Un momento collettivo dell’opening ha incarnato l’invito a camminare insieme. Non lontano dalla sede della mostra è stata posata l’ultima pietra, che rappresenta proprio la casa del pastore, a suggellare, la riattivazione del sentiero, che è entrato a far parte del percorso del CAI, trasformando la materia minerale nell’archivio instabile di un cammino condiviso.

 

 

Se Biagetti traccia il solco della terra, Miriam Montani Magrelli compie un’operazione di una delicatezza disarmante, raccogliendo le ferite biologiche per proiettarle in una dimensione siderale.
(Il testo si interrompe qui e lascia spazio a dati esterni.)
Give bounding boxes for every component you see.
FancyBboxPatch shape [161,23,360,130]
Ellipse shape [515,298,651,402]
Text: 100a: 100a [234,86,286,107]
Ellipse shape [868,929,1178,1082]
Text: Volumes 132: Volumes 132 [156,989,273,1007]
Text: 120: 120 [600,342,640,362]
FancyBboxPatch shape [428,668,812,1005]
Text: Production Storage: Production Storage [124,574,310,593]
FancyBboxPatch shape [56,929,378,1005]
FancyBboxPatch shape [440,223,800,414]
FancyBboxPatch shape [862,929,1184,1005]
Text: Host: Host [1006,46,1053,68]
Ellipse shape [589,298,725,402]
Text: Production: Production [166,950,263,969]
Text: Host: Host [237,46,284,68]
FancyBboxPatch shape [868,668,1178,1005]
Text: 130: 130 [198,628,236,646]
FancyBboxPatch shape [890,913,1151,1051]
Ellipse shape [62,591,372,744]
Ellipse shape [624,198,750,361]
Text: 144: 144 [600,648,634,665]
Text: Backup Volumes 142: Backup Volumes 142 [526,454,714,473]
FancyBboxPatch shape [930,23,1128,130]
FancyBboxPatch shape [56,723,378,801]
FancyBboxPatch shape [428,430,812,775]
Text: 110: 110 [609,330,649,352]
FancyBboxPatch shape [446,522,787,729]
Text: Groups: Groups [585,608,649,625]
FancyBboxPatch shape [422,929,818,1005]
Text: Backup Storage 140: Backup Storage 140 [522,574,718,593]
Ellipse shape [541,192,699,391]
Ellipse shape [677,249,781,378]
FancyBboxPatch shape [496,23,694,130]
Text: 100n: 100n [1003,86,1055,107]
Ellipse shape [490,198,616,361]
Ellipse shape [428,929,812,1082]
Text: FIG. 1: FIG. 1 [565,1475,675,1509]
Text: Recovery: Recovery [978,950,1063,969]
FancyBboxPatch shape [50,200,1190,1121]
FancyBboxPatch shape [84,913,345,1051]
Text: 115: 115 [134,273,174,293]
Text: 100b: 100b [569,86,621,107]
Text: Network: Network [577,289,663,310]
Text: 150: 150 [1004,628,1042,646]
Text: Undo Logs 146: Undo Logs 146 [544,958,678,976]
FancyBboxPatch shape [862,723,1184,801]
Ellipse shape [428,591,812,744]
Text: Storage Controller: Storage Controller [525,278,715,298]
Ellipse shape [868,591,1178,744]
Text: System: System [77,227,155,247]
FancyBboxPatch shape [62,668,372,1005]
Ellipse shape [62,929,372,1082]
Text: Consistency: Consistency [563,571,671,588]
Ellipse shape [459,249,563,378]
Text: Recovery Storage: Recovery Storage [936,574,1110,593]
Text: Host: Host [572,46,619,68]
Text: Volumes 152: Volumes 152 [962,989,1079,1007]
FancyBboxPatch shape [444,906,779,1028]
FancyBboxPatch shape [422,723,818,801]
Il suo progetto Lacrimosa, pianto senza dolore IV (Le stelle de lu cielo) si insinua nelle pieghe dell’economia pastorale per dare voce ai soggetti storicamente più invisibilizzati, ovvero le donne e gli animali. Su frammenti di cipolla essiccata e stabilizzata, materiale fragile che evoca la pelle comune e il pianto “senza dolore”, catartico, l’artista ha tatuato con inchiostro blu cielo, utilizzando la tecnica hand poke, le cicatrici prelevate dai corpi delle mucche, delle capre e dei cani da pascolo.

 

I fori auricolari delle marche di legge, dispositivi obbligatori in Italia e in tutta l’Unione Europea per i cosiddetti “animali da reddito”, e i segni inferti dalle catene delle stalle vengono così visivamente reinterpretati, andando a sostituire le stelle più luminose delle costellazioni boreali simboliche rispetto al tema scelto dall’artista (L’Orsa Maggiore e Minore, il Mandriano, la Volpe, la Lince, i Cani) visibili in questa stagione, soprattutto in montagna, ma da rintracciare con una torcia sul lavoro in un gesto a metà tra il fare luce sulle ferite e l’atto di scrutare il cielo. L’installazione, ambientata tra la stalla e un vano di pietra, è stata sonorizzata dalla traccia audio di un canto popolare modale, intonato dalla sorella dell’artista, Ilia. Un inno alla sororité (sorellanza) che trascende il sangue e si fa dono politico.

 

 

Un frammento di cipolla su cui è tatuato un frammento di verso tratto dal canto che intitola l’opera recita: “cia manca quella della mezzanotte”; si tratta di una metafora poetica usata per portare alla memoria la stella più bella, rara e luminosa, associata a una condivisione fatta all’artista durante la residenza. L’opera è stata donata a una donna del paese costretta a lasciare la scuola cinquant’anni fa per lavorare, mentre la formula “La sororité est une arme!” (la sorellanza è un’arma) è diventata un tatuaggio dedicato proprio ad Alicya e Maria Elena Ricciuto, in una riconfigurazione del sentimento di vicinanza e di difesa che unisce le donne in un fronte comune.

 

Nicola Biagetti, Solum. Ph. Eleonora Cutini.

 

Anche se le luci della casetta si sono spente dopo sole ventiquattro ore e le opere hanno lasciato quel perimetro di pietra, lo sguardo sui rilievi molisani risulta inevitabilmente mutato. Bianca Basile ha orchestrato una corrispondenza visiva emozionale, dimostrando come l’arte contemporanea possa rendersi attivatrice di processi collettivi, quando rifiuta la pura illustrazione del territorio per coglierne, piuttosto, il profilo reale con le sue vette e i suoi solchi . RILIEVI resta, nella sua natura di evento effimero, una mostra che parla della necessità di rallentare, un monito che ci ricorda come ogni montagna custodisca una voce con attenzione dedicata e come il ruolo dell’arte sia, prima di tutto, quello di mapparne l’eco prima che svanisca.